4.23.19 LSU vs Lamar

LSU baseball players celebrate during the Tigers' 5-3 victory over Lamar on Tuesday, April 23, 2019, in Alex Box Stadium.

Editor's note: This article is a part of a head-to-head. Read the other article here

Perfection — a word that is used literally and figuratively to describe a number of topics from work ethic to personal achievement.

While perfection is unattainable, people continue to use it, especially in the sports world with the often used expression, “practice makes perfect.”

Even if the LSU baseball team did not practice for a single day, the Tiger fans expect perfection and do not take less than that.

Who can blame them? They are constantly the loudest fans year in and year out, and Alex Box is always sold out.

So, don’t the fans deserve perfection? Maybe even something close to it?

The answer is yes, but the fans would settle for less than perfection if an Omaha trophy was brought back to Baton Rouge.

Unfortunately for the Tiger-faithful, the team is solid, but not solid enough for a deep run against tough pitching.

The problem for LSU coach Paul Mainieri is never talent, and this year is no different.

The problem comes down to two areas: the mound and a power bat.

The dirt pile that resides 60-feet-6-inches from home plate usually decides the game. Look at Florida. That bullpen is what led the Gators to beating the Tigers in Omaha in 2017.

LSU does have a solid pitching staff, but no one that will scare you inside the box.

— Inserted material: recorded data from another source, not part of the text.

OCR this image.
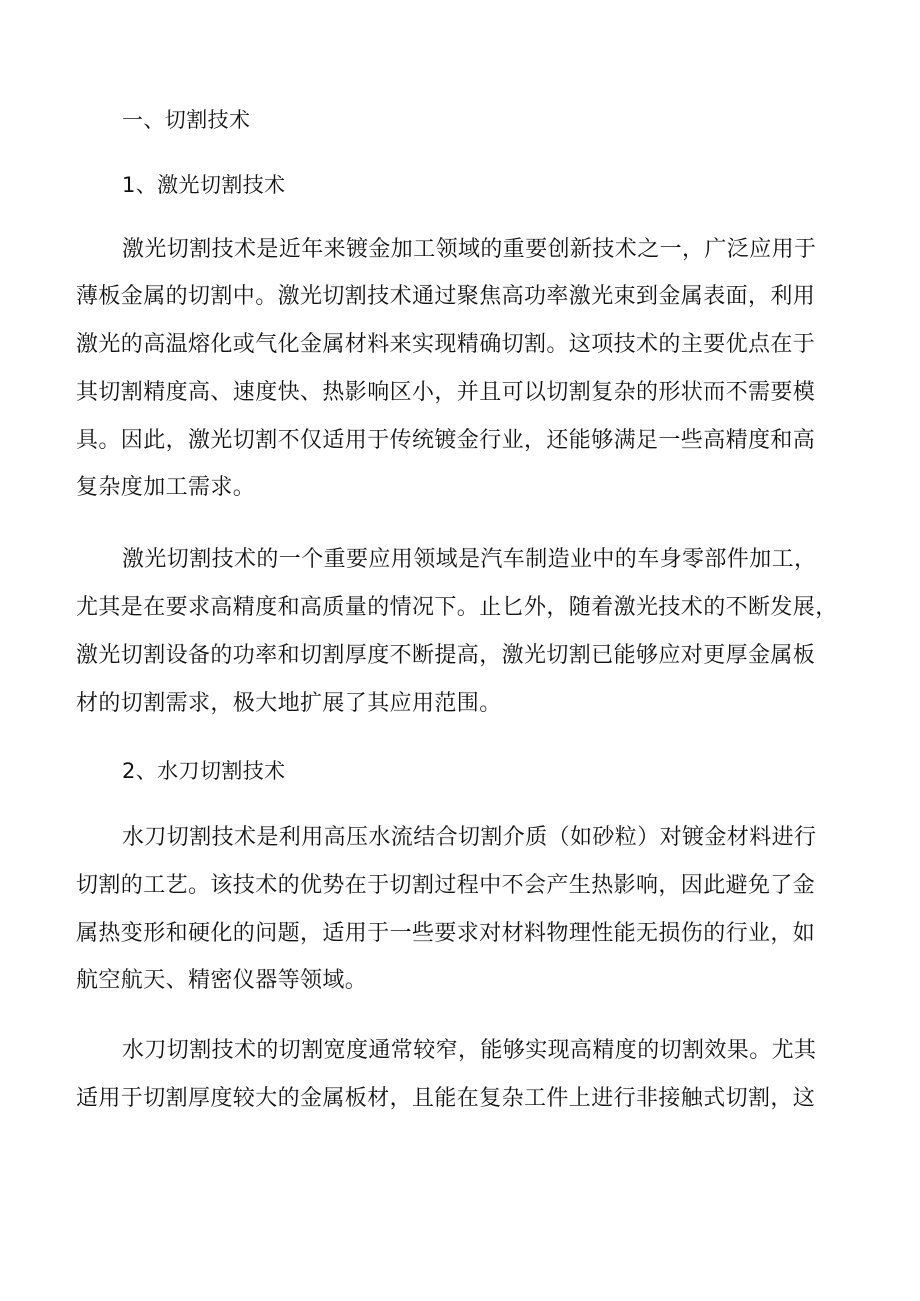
一、切割技术
1、激光切割技术
激光切割技术是近年来镀金加工领域的重要创新技术之一，广泛应用于
薄板金属的切割中。激光切割技术通过聚焦高功率激光束到金属表面，利用
激光的高温熔化或气化金属材料来实现精确切割。这项技术的主要优点在于
其切割精度高、速度快、热影响区小，并且可以切割复杂的形状而不需要模
具。因此，激光切割不仅适用于传统镀金行业，还能够满足一些高精度和高
复杂度加工需求。
激光切割技术的一个重要应用领域是汽车制造业中的车身零部件加工，
尤其是在要求高精度和高质量的情况下。止匕外，随着激光技术的不断发展，
激光切割设备的功率和切割厚度不断提高，激光切割已能够应对更厚金属板
材的切割需求，极大地扩展了其应用范围。
2、水刀切割技术
水刀切割技术是利用高压水流结合切割介质（如砂粒）对镀金材料进行
切割的工艺。该技术的优势在于切割过程中不会产生热影响，因此避免了金
属热变形和硬化的问题，适用于一些要求对材料物理性能无损伤的行业，如
航空航天、精密仪器等领域。
水刀切割技术的切割宽度通常较窄，能够实现高精度的切割效果。尤其
适用于切割厚度较大的金属板材，且能在复杂工件上进行非接触式切割，这
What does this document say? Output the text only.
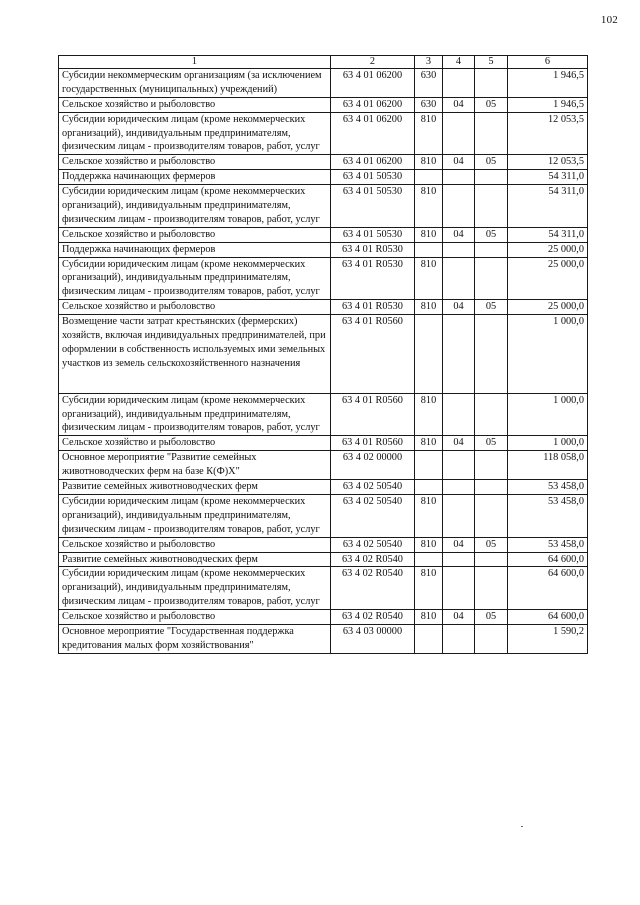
102
1	2	3	4	5	6
Субсидии некоммерческим организациям (за исключением государственных (муниципальных) учреждений)	63 4 01 06200	630			1 946,5
Сельское хозяйство и рыболовство	63 4 01 06200	630	04	05	1 946,5
Субсидии юридическим лицам (кроме некоммерческих организаций), индивидуальным предпринимателям, физическим лицам - производителям товаров, работ, услуг	63 4 01 06200	810			12 053,5
Сельское хозяйство и рыболовство	63 4 01 06200	810	04	05	12 053,5
Поддержка начинающих фермеров	63 4 01 50530				54 311,0
Субсидии юридическим лицам (кроме некоммерческих организаций), индивидуальным предпринимателям, физическим лицам - производителям товаров, работ, услуг	63 4 01 50530	810			54 311,0
Сельское хозяйство и рыболовство	63 4 01 50530	810	04	05	54 311,0
Поддержка начинающих фермеров	63 4 01 R0530				25 000,0
Субсидии юридическим лицам (кроме некоммерческих организаций), индивидуальным предпринимателям, физическим лицам - производителям товаров, работ, услуг	63 4 01 R0530	810			25 000,0
Сельское хозяйство и рыболовство	63 4 01 R0530	810	04	05	25 000,0
Возмещение части затрат крестьянских (фермерских) хозяйств, включая индивидуальных предпринимателей, при оформлении в собственность используемых ими земельных участков из земель сельскохозяйственного назначения	63 4 01 R0560				1 000,0
Субсидии юридическим лицам (кроме некоммерческих организаций), индивидуальным предпринимателям, физическим лицам - производителям товаров, работ, услуг	63 4 01 R0560	810			1 000,0
Сельское хозяйство и рыболовство	63 4 01 R0560	810	04	05	1 000,0
Основное мероприятие "Развитие семейных животноводческих ферм на базе К(Ф)Х"	63 4 02 00000				118 058,0
Развитие семейных животноводческих ферм	63 4 02 50540				53 458,0
Субсидии юридическим лицам (кроме некоммерческих организаций), индивидуальным предпринимателям, физическим лицам - производителям товаров, работ, услуг	63 4 02 50540	810			53 458,0
Сельское хозяйство и рыболовство	63 4 02 50540	810	04	05	53 458,0
Развитие семейных животноводческих ферм	63 4 02 R0540				64 600,0
Субсидии юридическим лицам (кроме некоммерческих организаций), индивидуальным предпринимателям, физическим лицам - производителям товаров, работ, услуг	63 4 02 R0540	810			64 600,0
Сельское хозяйство и рыболовство	63 4 02 R0540	810	04	05	64 600,0
Основное мероприятие "Государственная поддержка кредитования малых форм хозяйствования"	63 4 03 00000				1 590,2
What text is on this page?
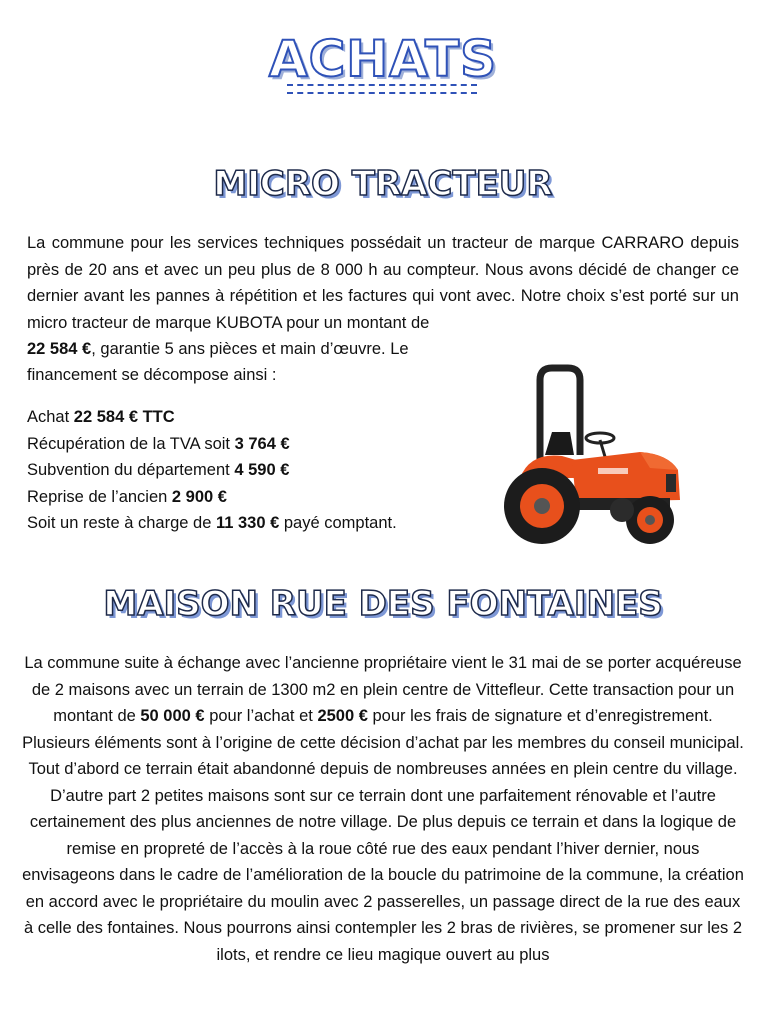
ACHATS
MICRO TRACTEUR

La commune pour les services techniques possédait un tracteur de marque CARRARO depuis près de 20 ans et avec un peu plus de 8 000 h au compteur. Nous avons décidé de changer ce dernier avant les pannes à répétition et les factures qui vont avec. Notre choix s’est porté sur un micro tracteur de marque KUBOTA pour un montant de

22 584 €, garantie 5 ans pièces et main d’œuvre. Le

financement se décompose ainsi :

Achat 22 584 € TTC
Récupération de la TVA soit 3 764 €
Subvention du département 4 590 €
Reprise de l’ancien 2 900 €
Soit un reste à charge de 11 330 € payé comptant.
MAISON RUE DES FONTAINES

La commune suite à échange avec l’ancienne propriétaire vient le 31 mai de se porter acquéreuse de 2 maisons avec un terrain de 1300 m2 en plein centre de Vittefleur. Cette transaction pour un montant de 50 000 € pour l’achat et 2500 € pour les frais de signature et d’enregistrement. Plusieurs éléments sont à l’origine de cette décision d’achat par les membres du conseil municipal. Tout d’abord ce terrain était abandonné depuis de nombreuses années en plein centre du village. D’autre part 2 petites maisons sont sur ce terrain dont une parfaitement rénovable et l’autre certainement des plus anciennes de notre village. De plus depuis ce terrain et dans la logique de remise en propreté de l’accès à la roue côté rue des eaux pendant l’hiver dernier, nous envisageons dans le cadre de l’amélioration de la boucle du patrimoine de la commune, la création en accord avec le propriétaire du moulin avec 2 passerelles, un passage direct de la rue des eaux à celle des fontaines. Nous pourrons ainsi contempler les 2 bras de rivières, se promener sur les 2 ilots, et rendre ce lieu magique ouvert au plus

Zack Hess used to be the man out of the bullpen that threw 98 mph and with a devastating spinner that could throw any batter in the late innings off balance.

Starting is a different game, and Hess knows this reality firsthand.

While he has shown signs of the great weekend starter that all of Tiger Nation wants, his earned run average is in the low fours and has not thrown a solid start against a contender in over a month.

Other than Hess, there are no scary pitchers left on the staff. Cole Henry has shown signs and has the best starter ERA on the team, but has not proven to be intimidating just yet.

Eric Walker has picked up his game as of late, but mostly relies on soft stuff and poking around the zone, which worked last year but is not off to a hot start this year.

The pitching staff has a tremendous amount of talent and can wake up at any time, but this fact makes them more dangerous than a top contender.

Secondly, there is no big bat in the middle of the lineup that can turn a deficit into a lead when the time comes.

Now, Omaha is very much a pitcher’s park, so if the Tigers can make it there, it is anyone’s title to win.

Making it there could be the problem.

The usuals are doing their thing at the plate as Antoine Duplantis and Josh Smith are batting .310 and .349 respectively.

What is unusual is Duplantis tied for the lead in home runs with Daniel Cabrera at seven.

Smith also possesses some pop, but this lineup always feels like it is missing an LSU staple in the spontaneous home run that can change the momentum and win a game even when LSU is not playing their best ball.

This team can win the rest of their games as easily as they can lose them. They have an electric young group mixed in with age that can lead a team into Omaha, but the team has not shown enough consistency to be able to weather the storm.

I will be cheering on Tiger Nation throughout the process, but I think fans should expect way less than perfection as the postseason approaches.